Lost & Found - Jacqueline Sheehan [17]
“Jesus,” said Rocky.
“Exactly. Now, doesn’t that make your number system seem a little plain? I’m sorry; I don’t mean to say that your world is plain. It’s just that I’m a synesthete out of the closet. There’s nothing as annoying as the newly converted.”
Chapter 5
Tess did not regret for one minute the uniqueness of synesthesia, only that it took her so long to know its name and that she was not alone, that there were others. There were a few kindred spirits out in the world who were touched by the cross-firing of senses, touched by the same tweak in genetics as Tess, and finding them had changed her life. As a child, she was driven to silence when she discovered that none of the other children saw numbers as colors. She would say, “The answer is number four, right next to the red three.” The second-grade teacher tilted her head as if to hear her better and squinted her eyes trying to see her better. “No, Tess. We’re only doing the numbers now, not the colors.” In one horrible moment, built up from a few months of clues, Tess understood that her teacher and her classmates lived in a monochrome world where numbers were only black lines, sad lonely things. Piano notes did not brush against their cheeks and smell like cinnamon, and most odd of all, when they fell and scraped their knees, they did not shout, “It’s too orange, now red!” They cried of course, as she did, but they could not see the pulse of the pain in great orange splats with a deep red core.
Tess was a freak and she knew it, hid it from everyone except her mother who said, “You can say it to me, but don’t let anyone else hear you. They’ll say you’re crazy.” Tess did not know until much later that synesthesia is an inherited trait, and that her mother probably struggled with and then hid her own multisensory world. But her mother’s appendix burst when Tess was eight and things got bungled up at the hospital and before Tess knew it, she was staring straight at the colorless body of her mother laid out in the coffin. She had never seen her mother without color before. She had always loved the apricot glow of her mother’s laugh and her warm, smooth touch. A body without color was the most terrifying sight of her life and she had nightmares for years of a monochrome body. Synesthesia didn’t stop for Tess when she buried her mother, but she didn’t speak of it again for over fifty years.

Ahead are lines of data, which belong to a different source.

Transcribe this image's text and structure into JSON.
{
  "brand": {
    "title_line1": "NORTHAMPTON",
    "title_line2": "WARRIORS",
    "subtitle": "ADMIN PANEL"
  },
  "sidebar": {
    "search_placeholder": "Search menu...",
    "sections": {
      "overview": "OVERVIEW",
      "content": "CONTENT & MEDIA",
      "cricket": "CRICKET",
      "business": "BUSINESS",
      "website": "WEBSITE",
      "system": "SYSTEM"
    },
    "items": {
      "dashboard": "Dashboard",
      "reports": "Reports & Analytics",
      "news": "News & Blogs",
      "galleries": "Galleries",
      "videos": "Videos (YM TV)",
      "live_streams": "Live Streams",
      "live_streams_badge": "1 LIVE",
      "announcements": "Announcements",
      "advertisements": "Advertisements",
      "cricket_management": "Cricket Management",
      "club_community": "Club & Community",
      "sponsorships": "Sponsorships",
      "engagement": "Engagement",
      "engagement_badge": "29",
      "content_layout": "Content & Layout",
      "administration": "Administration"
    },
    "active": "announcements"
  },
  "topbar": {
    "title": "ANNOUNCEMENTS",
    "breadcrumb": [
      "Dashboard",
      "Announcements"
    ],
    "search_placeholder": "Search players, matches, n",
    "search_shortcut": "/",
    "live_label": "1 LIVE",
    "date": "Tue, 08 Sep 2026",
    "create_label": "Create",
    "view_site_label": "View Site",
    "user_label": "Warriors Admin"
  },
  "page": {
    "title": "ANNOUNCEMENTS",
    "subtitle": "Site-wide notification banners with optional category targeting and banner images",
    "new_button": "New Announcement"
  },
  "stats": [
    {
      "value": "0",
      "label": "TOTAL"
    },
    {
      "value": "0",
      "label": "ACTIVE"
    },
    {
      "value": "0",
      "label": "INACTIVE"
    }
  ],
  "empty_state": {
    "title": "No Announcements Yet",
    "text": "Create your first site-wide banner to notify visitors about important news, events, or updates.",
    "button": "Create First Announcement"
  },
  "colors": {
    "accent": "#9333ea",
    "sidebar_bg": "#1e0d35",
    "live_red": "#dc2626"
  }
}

When she graduated from high school, the war in Europe and Japan had ended, and she begged her father to send her to college. Tess had a huge capacity for memorizing anything and she graduated at the top of her small Nebraska high school. When teachers marveled at her academic abilities, she failed to mention to them that she had a different way of remembering facts and ideas. When numbers and letters each have their own color, shape, and size, subjects like history and math fit into neat packets that Tess could pull out at will; she had constant access to a color-coded file system in her brain. Math was particularly easy for her. She was most fond of the number five, which was a metallic shade of turquoise and had a commanding sound.

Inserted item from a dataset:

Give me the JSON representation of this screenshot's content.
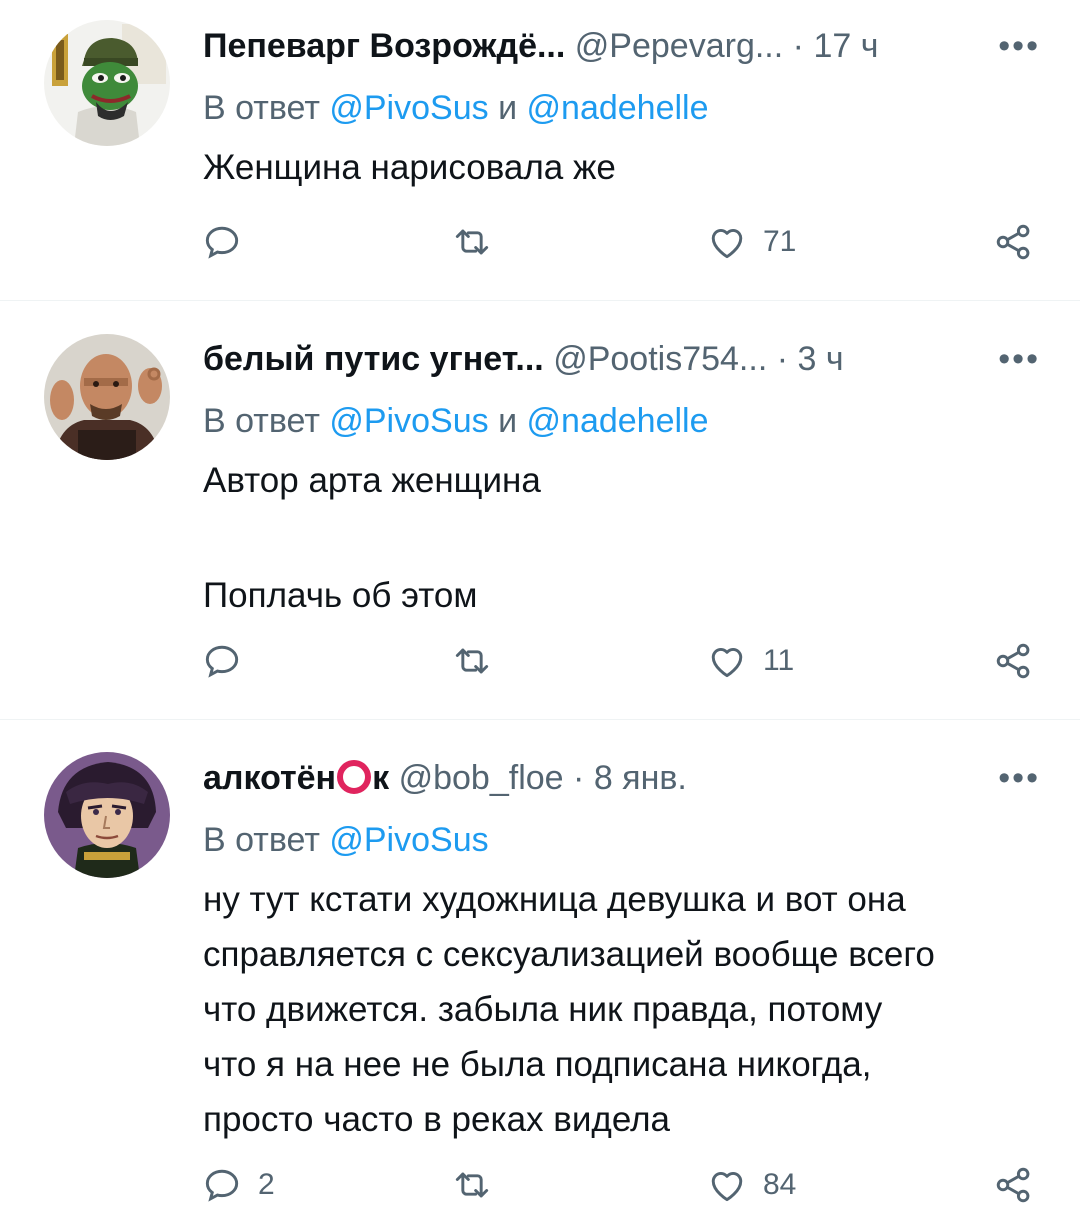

Her father sent her to a teacher’s college, where, in the midst of taking as many math classes as seemed logical for an aspiring teacher, she moved on to biology. When she took a class in anatomy, she was in heaven, at last picturing the heart, the blood vessels, the hard-working liver, all the interiors of the body opened up to her in a splendor that she had not known existed. Other students agonized over the nervous system, forcing their monochrome brains to memorize an unseen world. For Tess, optics nerves were bright yellow and looked exactly like clothesline rope. The nerves that ran down the arms and spread out across the hands were sky blue and smelled like lilacs. Who could not remember them or what they did? Her anatomy professor said, “If you were a young man, I’d say you had all the makings of a fine doctor. But you’ll be married before graduation.”